Let's amend the premise by taking "space" out of it:"our acquired knowledge of objects comes to us from having seen them in certain relations to other objects". Space points do not come with labels attached, even when we measure distances they are distances between markings of some sort, not points. And we can easily establish relations between objects without space, say numbers 2 and 17, or even vectors and operators in infinite-dimensional spaces. They are not physical objects of course, and space is around for those, but even physically objects are demarcated by other objects, and their characteristics are contrasted to characteristics of other objects.
Come to think about it there is no space involved in any of it, it is merely kept, and perhaps constructed, as framing. Psychologists established that our visual perception starts with a flat and spotty impression on the retina, which is then filled in and 3-dimensionalized by the brain. Kant even believed that this imposition of flat 3D space is the source of synthetic a priori knowledge which will forever subject our physical theories to 3D Euclidean geometry. As it turned out, even the space of visual perception is slightly hyperbolic.
The idea of empty independent absolute space only came to prominence after Newton, who adopted it because it was the simplest way to express classical mechanics (modern textbooks have to go through a complication of reference frames). Before that relational theory of space was a consensus since Aristotle. Descartes identified space with matter, so that when matter moves the space moves, it does not leave some empty space behind to arrive at a new one. Leibniz gave the most comprehensive expression of the "ideality of space" in relational theory. He held that "(i) a body comes to have the ‘same place’ as another once did, when it comes to stand in the same relations to bodies we ‘suppose’ to be unchanged... (ii) That we can define ‘a place’ to be that which any such two bodies have in common... And finally that (iii) space is all such places taken together. However, he also holds that properties are particular, incapable of being instantiated by more than one individual, even at different times; hence it is impossible for the two bodies to be in literally the same relations to the unchanged bodies. Thus the thing that we take to be the same for the two bodies — the place — is something added by our minds to the situation, and only ideal. As a result, space, which is constructed from these ideal places, is itself ideal: ‘a certain order, wherein the mind conceives the application of relations’".
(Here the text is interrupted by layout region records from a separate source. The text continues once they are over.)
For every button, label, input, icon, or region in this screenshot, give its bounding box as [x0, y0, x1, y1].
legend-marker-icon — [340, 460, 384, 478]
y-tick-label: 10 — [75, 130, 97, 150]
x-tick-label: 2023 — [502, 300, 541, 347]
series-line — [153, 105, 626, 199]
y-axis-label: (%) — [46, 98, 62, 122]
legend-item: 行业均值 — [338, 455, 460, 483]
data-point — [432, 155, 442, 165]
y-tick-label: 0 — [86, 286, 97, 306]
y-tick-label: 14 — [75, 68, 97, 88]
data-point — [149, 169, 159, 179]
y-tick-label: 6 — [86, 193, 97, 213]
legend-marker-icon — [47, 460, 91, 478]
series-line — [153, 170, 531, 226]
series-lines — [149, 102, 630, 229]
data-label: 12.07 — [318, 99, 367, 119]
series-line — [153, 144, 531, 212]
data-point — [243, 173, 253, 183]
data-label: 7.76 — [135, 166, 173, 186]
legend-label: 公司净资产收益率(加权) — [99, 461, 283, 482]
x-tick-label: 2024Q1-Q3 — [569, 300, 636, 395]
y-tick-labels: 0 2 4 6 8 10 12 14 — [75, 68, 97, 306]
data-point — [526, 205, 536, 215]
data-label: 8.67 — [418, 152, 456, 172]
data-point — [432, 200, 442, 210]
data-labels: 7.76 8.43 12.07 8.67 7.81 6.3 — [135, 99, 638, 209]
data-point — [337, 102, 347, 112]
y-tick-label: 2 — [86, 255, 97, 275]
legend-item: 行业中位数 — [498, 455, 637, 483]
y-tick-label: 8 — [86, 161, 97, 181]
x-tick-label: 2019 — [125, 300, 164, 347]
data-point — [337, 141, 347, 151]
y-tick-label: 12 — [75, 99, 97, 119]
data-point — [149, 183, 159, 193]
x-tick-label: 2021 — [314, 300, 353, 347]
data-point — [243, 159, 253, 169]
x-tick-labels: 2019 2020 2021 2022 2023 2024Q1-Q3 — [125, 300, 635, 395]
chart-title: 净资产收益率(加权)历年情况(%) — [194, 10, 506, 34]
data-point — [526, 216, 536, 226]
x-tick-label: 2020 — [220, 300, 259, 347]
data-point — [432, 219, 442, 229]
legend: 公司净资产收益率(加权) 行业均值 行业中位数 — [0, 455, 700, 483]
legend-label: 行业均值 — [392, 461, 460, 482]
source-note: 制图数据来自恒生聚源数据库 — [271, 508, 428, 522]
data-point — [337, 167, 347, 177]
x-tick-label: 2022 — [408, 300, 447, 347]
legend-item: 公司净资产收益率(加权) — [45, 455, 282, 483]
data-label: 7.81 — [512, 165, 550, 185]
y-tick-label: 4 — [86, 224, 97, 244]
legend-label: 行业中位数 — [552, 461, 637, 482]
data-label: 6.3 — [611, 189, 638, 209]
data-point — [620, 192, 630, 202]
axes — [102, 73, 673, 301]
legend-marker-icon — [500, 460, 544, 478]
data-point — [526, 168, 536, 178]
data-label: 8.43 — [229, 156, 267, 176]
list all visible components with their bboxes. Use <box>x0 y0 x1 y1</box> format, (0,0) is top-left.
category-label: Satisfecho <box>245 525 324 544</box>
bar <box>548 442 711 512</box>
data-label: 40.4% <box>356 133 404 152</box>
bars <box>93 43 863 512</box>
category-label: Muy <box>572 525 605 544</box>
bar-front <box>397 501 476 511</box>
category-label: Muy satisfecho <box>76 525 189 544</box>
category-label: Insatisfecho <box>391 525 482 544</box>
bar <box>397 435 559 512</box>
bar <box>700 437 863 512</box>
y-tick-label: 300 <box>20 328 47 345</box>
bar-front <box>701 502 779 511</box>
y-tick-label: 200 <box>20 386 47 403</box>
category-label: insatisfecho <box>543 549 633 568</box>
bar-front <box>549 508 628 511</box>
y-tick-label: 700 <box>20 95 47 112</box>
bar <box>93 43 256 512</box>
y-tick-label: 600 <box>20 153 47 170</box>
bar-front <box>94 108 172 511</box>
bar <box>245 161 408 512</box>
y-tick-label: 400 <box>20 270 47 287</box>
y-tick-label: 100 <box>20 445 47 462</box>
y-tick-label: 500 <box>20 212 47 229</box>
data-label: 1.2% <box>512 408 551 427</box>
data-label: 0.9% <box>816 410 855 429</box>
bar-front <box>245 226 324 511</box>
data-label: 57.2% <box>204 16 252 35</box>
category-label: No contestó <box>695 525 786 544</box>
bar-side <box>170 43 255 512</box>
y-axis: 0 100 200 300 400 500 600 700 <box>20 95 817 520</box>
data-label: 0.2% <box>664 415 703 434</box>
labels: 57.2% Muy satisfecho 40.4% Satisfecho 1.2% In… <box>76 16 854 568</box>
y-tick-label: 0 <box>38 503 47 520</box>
When working on general relativity Einstein noticed that if we know gravitational field around a region in space there is no unique way to extend it into that region, but that different extensions are physically equivalent despite assigning different field values to different spacetime points. This came to be called the "hole argument". Einstein concluded from it that individual spacetime points as such are physically meaningless and accepted the relational theory:"People before me believed that if all the matter in the universe were removed, only space and time would exist. My theory proves that space and time would disappear along with matter."